Peaks, domes and painted houses

Burkina Faso had not exactly been near the top of the list of countries I wanted to spend time in when I moved to West Africa in 2006. However I had been working my way through the more obvious draws of the region and now I had the opportunity to spend a week or so in this “land of upright men” (as the name means!).

So it was quite a surprise to start reading through my Bradt Guide and finding a whole range of attractions, easily enough to keep any visitor busy for a month. But as my work was taking me to Bobo Dioulasso, in the south-west corner of the country, I decided to focus there. Bobo itself is a lovely town, with an old quarter full of artisans making woodcarvings, bronzes, batiks, etc (I spent a couple of hours there watching the production of three batiks), a pretty old mosque and lots of decent eating places.

From there I headed off to the countryside. The Domes of Fabedougou were deserted apart from some stunning red-throated bee-eaters, and nearby were the impressive waterfalls of Karfiguela where I had a swim and watched the wood hoopoes and violet turacos in the trees over the water. I also bumped into an English lady I had eaten dinner with a year or so before in Guinea; what a small world!

The Peaks of Sindou, also deserted, gave me another chance for a bit of exercise, and then further along the increasingly rough dirt track was the village of Niansogoni where I hiked up a hill to visit the remains of mud dwellings and granaries built into the side of a rock face. People had lived there back in the nineteenth century because it was safe from the raids of a neighbouring tribe, and the last inhabitants to leave only moved down to the plains in the 1980s.

It is an area where you can organise treks of many days, sleeping and eating in the villages, but I did not have the time. Mind you, trekking in the 40°C temperatures there would have been quite a challenge.

I also visited the Loropeni ruins. These comprise a mysterious set of big rock-walled enclosures in an area of woodland. Nobody knows when they were built or why, but they are impressive and were recently designated a UNESCO World Heritage Site. Just about worth the 160km each way along a dirt road on the back of a motorbike, although I’m not sure about the walking in the dark, waiting and final two hours squeezed with four others into the front of a lorry after the motorbike broke down 40km away from the end of the trip…

My final destination was Tiebele, a small village near the Ghanaian border famous for its architecture. Houses were traditionally built in a figure of eight shape, with the entrance only about waist height. This meant anyone entering the house would have to show their head first – which was thus easily chopped off by those inside if they were unwelcome intruders!

Thankfully tourists are not considered unwelcome in the royal palace of Tiebele, nor in a large compound in nearby Tangassoko. We help them to pay to continue painting the houses in the traditional way, with a number of symbols and geometric patterns, representing various important aspects of their lives and history. The “paints”, and the “varnish” which preserves it for three years, are made of natural muds, minerals and plants, but the cost of extracting and transporting these has meant that the tradition is dying out. Some are trying to replace it with a cheaper modern alternative, painting the walls with tar, but it really doesn’t compare.

Finally back to the capital, Ouagadougou, for my early morning flight home. The evening before the flight, however, I admit that I quite enjoyed being chatted up by a charming and good-looking young French man staying at my hotel. Something to raise the spirits – that despite my apparent loss of youth and beauty (see my last post) I still have something left that appeals to someone!

In need of a facelift

Two days ago I was sitting at the dinner table at my guest house, chatting with the owner.
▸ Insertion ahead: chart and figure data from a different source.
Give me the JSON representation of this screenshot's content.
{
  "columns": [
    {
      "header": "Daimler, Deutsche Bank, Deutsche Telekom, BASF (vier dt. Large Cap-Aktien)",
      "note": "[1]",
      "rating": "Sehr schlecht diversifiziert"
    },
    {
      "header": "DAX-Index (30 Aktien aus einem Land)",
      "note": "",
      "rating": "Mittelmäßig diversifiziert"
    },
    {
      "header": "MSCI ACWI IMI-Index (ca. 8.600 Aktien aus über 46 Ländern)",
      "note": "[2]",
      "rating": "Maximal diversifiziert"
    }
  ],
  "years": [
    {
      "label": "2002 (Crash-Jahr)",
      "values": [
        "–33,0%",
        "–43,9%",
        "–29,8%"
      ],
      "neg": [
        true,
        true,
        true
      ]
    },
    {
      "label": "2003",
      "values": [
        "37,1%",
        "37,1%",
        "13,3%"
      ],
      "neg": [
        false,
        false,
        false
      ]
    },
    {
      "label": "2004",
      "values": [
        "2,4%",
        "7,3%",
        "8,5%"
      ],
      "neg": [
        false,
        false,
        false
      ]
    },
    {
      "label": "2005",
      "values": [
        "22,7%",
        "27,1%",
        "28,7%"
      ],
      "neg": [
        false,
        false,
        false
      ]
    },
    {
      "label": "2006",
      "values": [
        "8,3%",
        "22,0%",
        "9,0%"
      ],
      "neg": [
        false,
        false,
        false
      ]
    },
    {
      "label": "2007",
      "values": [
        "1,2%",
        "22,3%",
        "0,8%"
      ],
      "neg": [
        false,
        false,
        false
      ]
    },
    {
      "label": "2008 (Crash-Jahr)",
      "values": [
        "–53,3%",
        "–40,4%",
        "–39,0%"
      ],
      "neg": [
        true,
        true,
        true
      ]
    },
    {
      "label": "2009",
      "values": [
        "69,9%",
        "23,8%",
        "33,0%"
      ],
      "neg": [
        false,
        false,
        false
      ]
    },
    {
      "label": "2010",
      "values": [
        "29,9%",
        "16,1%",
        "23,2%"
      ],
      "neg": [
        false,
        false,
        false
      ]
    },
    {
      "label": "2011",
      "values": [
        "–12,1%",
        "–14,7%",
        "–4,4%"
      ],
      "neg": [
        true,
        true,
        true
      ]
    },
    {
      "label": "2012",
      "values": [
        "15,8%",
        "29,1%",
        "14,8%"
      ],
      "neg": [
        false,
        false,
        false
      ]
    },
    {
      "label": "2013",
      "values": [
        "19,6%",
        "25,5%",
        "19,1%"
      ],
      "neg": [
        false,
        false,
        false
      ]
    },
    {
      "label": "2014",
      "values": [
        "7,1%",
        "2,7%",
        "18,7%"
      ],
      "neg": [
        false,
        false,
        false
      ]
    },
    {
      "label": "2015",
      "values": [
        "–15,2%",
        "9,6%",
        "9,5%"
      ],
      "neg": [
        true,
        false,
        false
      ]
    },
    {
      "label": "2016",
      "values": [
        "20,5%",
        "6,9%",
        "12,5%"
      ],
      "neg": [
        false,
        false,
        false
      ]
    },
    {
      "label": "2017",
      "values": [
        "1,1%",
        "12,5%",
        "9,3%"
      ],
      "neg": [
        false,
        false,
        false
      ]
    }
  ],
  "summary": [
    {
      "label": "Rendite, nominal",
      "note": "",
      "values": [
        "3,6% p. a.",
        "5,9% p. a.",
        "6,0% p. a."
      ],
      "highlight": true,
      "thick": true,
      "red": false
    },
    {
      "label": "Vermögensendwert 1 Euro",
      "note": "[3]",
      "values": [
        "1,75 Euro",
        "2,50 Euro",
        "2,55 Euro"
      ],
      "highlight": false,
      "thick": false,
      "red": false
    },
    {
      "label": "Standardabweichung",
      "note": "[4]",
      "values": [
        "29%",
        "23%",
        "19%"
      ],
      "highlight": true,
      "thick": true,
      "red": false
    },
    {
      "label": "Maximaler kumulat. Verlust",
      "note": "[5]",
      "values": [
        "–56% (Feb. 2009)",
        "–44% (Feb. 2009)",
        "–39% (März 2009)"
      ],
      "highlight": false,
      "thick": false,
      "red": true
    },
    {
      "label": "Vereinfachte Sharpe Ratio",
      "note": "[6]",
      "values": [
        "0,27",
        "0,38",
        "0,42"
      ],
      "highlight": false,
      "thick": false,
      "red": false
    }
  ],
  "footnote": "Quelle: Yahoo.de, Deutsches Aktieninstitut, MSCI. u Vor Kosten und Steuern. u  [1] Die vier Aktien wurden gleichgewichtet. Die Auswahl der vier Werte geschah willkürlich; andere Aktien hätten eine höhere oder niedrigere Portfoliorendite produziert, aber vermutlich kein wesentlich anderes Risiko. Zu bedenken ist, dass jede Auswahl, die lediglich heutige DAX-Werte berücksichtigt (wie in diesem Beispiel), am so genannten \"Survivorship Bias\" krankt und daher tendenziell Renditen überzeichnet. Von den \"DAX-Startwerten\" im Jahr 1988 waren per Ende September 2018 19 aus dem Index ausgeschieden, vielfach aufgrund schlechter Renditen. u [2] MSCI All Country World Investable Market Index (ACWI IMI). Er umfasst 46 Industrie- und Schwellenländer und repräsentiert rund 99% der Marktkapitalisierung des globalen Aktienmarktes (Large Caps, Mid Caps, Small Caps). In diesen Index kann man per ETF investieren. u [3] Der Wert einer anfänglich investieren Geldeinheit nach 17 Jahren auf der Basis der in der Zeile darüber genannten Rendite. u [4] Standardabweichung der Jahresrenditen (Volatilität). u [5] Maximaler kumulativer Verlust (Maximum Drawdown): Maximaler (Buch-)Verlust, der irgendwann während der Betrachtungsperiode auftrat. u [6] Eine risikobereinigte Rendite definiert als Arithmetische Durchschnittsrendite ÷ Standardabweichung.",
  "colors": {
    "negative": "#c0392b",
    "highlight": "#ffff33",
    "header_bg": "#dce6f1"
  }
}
He looked at me for a while. "I can see from your face that you must have been beautiful when you were young" he said.

I smiled uncertainly and kept my composure for long enough to finish my dinner. Later in my room I cried, then laughed, then cried some more. I've been avoiding mirrors for the last year or two as I don't like the evidence that stares back at me, but still hoped at the back of my mind that I was being self-critical, that other people wouldn't have noticed what I could see. Of course I always knew that the years of sunbathing would catch up with me eventually - and now they have. & what I also have to accept is that ageing is not an illness - something I will recover from next week - but that I will NEVER be young and beautiful again in my life.

The guest house owner was not being deliberately cruel. In Africa, the wisdom of age is valued much more than the innocence of youth, and beauty has little value. Any African man would choose a rich woman above a beautiful one, and as I am white I am obviously rich...

However whilst I am sure that I have absorbed some African values during my time here, I have clearly not lost the Western veneration of youth and beauty. If anyone knows a good plastic surgeon, please send me the details.